拜話§バイロイト初詣[32]ナブッコ

[承前]

ヴェローナの野外オペラとしての威力が発揮されるのは『アイーダ』
や『ナブッコ』のようなスペクタクル系の作品ではないかというのは
普通に考えることである。

ヴェローナ音楽祭のプログラムで上演史を眺めると『ナブッコ』の上
演回数が思ったほど多くなく、これはまた意外な気がして……。

というわけで夕食をのんびりと楽しみ、ゆっくりとアレーナに向かっ
た。同居人の手には“サルディ”戦利品のケープがしっかりと。
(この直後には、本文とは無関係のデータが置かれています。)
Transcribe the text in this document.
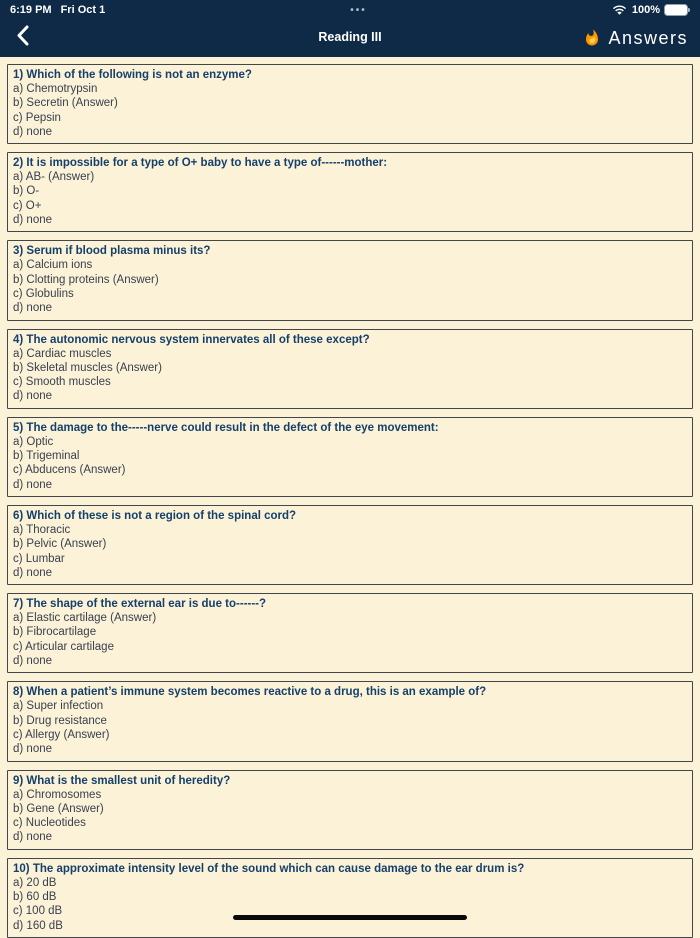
6:19 PM Fri Oct 1	•••	100%
Reading III	Answers
1) Which of the following is not an enzyme?
a) Chemotrypsin
b) Secretin (Answer)
c) Pepsin
d) none
2) It is impossible for a type of O+ baby to have a type of------mother:
a) AB- (Answer)
b) O-
c) O+
d) none
3) Serum if blood plasma minus its?
a) Calcium ions
b) Clotting proteins (Answer)
c) Globulins
d) none
4) The autonomic nervous system innervates all of these except?
a) Cardiac muscles
b) Skeletal muscles (Answer)
c) Smooth muscles
d) none
5) The damage to the-----nerve could result in the defect of the eye movement:
a) Optic
b) Trigeminal
c) Abducens (Answer)
d) none
6) Which of these is not a region of the spinal cord?
a) Thoracic
b) Pelvic (Answer)
c) Lumbar
d) none
7) The shape of the external ear is due to------?
a) Elastic cartilage (Answer)
b) Fibrocartilage
c) Articular cartilage
d) none
8) When a patient’s immune system becomes reactive to a drug, this is an example of?
a) Super infection
b) Drug resistance
c) Allergy (Answer)
d) none
9) What is the smallest unit of heredity?
a) Chromosomes
b) Gene (Answer)
c) Nucleotides
d) none
10) The approximate intensity level of the sound which can cause damage to the ear drum is?
a) 20 dB
b) 60 dB
c) 100 dB
d) 160 dB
確か
に、前日の『リゴレット』終幕の頃には少しばかり底冷えを感じたの
で、ケープはいい買い物であった。

今でもそうだが、粗筋を何度読んでも『ナブッコ』は理解できない。
古代宗教の覇権争いであるだろうと、うっすらは考えていても、対立
している宗教の教義の違いなどがわかるわけでもなく、中途半端な理
解しかできないままなのである。

アビガイレを歌ったのは4年前に亡くなったゲーナ・ディミトローヴ
。メインでナブッコを歌ったのはピエロ・カップチルリだったが、
我々の日はジャンカルロ・パスクェットというバスバリトン、イズマ
エーレはジャンフランコ・チェッケレというテナー歌手で、1971年の
NHKイタリア・オペラ公演の『ノルマ』でポリオーネを歌っていた
りする。指揮をしたのはダニエル・オーレン。

『リゴレット』でも感じたように、野外オペラなるものは一種の“お
祭り”のようなものだから、眼の前の舞台を素直に楽しめばそれでよ
しで、細かいことを気にしても意味はない。

『ナブッコ』という訳若布なオペラで唯一の楽しみはといえば、あの
“我が想いよ黄金の翼に乗って~”の合唱である。その幕の始まる前
に何たらなアナウンスがあった。中身は“皆さんの拍手が多ければ、
あるいはアンコールがあるかも”みたいなニュアンスである。それで
盛大な拍手に応えてアンコールが歌われたのはもちろんのこと。

ヴェローナ音楽祭の記憶はそんなものであるが、スタンドの観衆が手
にしたろうそくがきらめく様子は、そんな光景見たさにもう一度くら
いは行ってもいいかなと思わせるのである。

最後になったが『リゴレット』も『ナブッコ』も終演時間は0時を過
ぎていた。プログラムを見ると音楽祭前半の開演時間は21時半だから
終演は1時とかになってしまうのだろう。何とも元気な人達なのだ。